Indigno-me contra mim mesmo quando deixo de me indignar contra aquilo que atenta contra a justiça de Deus. Meu modelo é Jesus, entrando indignado no templo transformado em mercado. Indigno-me contra aqueles que não se indignam mais. Sem indignação, a injustiça não encontra freios à sua ambição.
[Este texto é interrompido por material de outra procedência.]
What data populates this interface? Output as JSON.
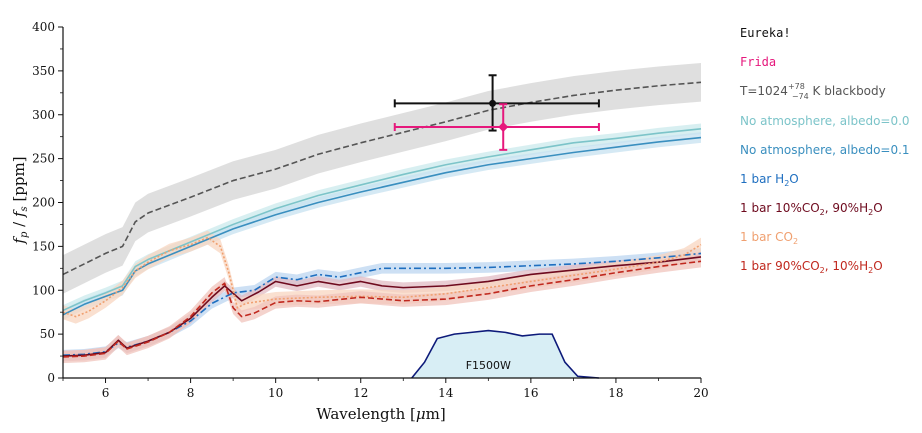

A indignação é uma espécie de autodefesa. Por isso, gosto do que escreveu Martin Niemöller, ainda na Alemanha nazista: “Primeiro, eles investiram contra os comunistas, mas eu não era um comunista e me calei. Depois, eles investiram contra os socialistas e os sindicalistas, mas eu não era nenhum deles, e me calei. Depois, eles investiram contra os judeus, mas eu não era um judeu e me calei. Quando eles investiram contra mim, não havia ninguém para me defender”.
Acho que Richard Dawkins e sua teoria do gene egoísta não estão com nada, mas se não temos nenhuma razão para a indignação contra a indignidade, eis uma bem forte: é para nos protegermos de ataques contra nós mesmos.